At-least-once is sufficient when:
- The sink is idempotent - upserts, key-value stores with put semantics, or deduplicating consumers.
- Duplicates are acceptable - analytics pipelines where approximate counts are fine.
- Latency is critical - the transaction commit delay of exactly-once is unacceptable.
At-least-once is not sufficient when:
- The sink is append-only and non-idempotent - inserting into a table without a unique key, where duplicates accumulate.
- Financial accuracy is required - billing, ledger entries, or any system where duplicates have real-world consequences.
- Downstream consumers cannot deduplicate - when the consumer has no way to identify or discard duplicate records.
Streamkap pipelines use this principle by defaulting to idempotent writes at the destination layer. By coordinating Kafka consumer offsets with deterministic upsert keys, the platform achieves end-to-end exactly-once delivery semantics without the overhead of transactional sink commits - giving you data correctness without sacrificing latency.
Choosing the Right Guarantee
The decision between at-least-once and exactly-once is ultimately about understanding your sink’s capabilities and your application’s tolerance for duplicates. Flink gives you the tools for both. The checkpoint mechanism is always running - the difference lies in whether you enable barrier alignment and whether your sink participates in the two-phase commit protocol.
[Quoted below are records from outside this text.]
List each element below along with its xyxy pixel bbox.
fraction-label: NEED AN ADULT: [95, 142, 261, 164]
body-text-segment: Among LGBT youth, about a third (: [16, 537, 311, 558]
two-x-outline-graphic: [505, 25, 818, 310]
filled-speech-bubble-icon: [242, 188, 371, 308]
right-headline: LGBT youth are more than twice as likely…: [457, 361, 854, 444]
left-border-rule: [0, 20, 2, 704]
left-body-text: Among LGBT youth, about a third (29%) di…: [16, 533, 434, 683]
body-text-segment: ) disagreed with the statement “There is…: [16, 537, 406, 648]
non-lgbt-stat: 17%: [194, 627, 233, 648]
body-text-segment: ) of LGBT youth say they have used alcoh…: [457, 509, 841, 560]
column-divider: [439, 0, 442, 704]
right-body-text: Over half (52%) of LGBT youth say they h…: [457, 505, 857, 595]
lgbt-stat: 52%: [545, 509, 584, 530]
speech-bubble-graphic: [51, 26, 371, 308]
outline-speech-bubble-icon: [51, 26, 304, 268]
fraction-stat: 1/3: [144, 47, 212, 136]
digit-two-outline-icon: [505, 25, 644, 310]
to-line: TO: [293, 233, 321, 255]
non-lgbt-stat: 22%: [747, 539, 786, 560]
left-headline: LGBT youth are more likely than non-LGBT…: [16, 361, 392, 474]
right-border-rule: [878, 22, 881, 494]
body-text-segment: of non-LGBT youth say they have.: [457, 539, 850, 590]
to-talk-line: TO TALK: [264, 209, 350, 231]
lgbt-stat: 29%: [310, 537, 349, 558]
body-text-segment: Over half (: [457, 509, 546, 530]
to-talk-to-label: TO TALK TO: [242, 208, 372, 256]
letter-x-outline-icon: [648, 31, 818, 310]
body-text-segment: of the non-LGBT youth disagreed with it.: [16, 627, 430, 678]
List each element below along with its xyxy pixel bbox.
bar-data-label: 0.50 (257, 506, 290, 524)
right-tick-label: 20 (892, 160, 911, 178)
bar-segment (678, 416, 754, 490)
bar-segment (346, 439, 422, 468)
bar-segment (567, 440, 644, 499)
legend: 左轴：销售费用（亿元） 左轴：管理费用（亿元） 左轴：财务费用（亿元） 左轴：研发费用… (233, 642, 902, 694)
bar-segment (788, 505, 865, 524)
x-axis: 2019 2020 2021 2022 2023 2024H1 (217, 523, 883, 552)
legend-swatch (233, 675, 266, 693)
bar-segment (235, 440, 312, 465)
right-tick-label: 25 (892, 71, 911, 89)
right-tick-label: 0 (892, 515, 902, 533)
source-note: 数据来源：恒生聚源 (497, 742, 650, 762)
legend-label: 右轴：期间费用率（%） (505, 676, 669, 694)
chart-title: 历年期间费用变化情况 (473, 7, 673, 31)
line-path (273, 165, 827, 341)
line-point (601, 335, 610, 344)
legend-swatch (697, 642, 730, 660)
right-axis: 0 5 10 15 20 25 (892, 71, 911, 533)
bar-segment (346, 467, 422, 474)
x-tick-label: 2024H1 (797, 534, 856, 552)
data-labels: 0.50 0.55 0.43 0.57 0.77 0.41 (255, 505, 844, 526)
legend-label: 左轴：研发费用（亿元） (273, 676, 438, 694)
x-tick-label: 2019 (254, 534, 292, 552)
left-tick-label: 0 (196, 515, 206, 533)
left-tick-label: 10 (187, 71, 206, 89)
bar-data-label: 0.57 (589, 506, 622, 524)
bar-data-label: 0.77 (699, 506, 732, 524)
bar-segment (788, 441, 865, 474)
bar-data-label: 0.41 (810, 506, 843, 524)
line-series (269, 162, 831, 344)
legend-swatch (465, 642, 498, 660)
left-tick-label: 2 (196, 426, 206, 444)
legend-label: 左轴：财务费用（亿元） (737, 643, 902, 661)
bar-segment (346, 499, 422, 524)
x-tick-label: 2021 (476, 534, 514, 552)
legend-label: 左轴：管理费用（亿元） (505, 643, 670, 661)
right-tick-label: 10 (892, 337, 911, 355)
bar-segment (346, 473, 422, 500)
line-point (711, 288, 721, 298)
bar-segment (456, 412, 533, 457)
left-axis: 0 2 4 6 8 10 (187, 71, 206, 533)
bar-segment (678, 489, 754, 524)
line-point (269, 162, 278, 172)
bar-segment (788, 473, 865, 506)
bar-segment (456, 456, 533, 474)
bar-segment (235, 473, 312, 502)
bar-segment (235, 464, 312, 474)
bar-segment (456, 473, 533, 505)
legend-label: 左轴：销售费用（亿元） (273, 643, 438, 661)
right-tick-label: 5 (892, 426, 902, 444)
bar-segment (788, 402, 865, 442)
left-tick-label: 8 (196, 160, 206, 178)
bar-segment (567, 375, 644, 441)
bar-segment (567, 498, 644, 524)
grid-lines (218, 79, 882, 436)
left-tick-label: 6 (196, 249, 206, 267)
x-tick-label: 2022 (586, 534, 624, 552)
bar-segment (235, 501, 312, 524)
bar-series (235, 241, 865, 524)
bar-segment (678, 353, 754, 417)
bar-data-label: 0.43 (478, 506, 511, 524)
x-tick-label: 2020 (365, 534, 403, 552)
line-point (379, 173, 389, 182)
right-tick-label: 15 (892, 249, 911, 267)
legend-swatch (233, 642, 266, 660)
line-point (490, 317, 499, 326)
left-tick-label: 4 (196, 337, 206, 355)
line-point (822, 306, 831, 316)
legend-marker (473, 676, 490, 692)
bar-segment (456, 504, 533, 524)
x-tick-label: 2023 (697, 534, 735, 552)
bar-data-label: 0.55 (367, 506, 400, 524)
For teams building production streaming pipelines, the recommendation is straightforward: start with idempotent sinks and at-least-once, which gives you effectively-once results with minimal overhead. Upgrade to full transactional exactly-once only when your sink demands it - append-only Kafka topics consumed by read_committed readers, or scenarios where the sink has no natural idempotency key. Understanding the mechanics behind both options puts you in a position to make that choice with confidence.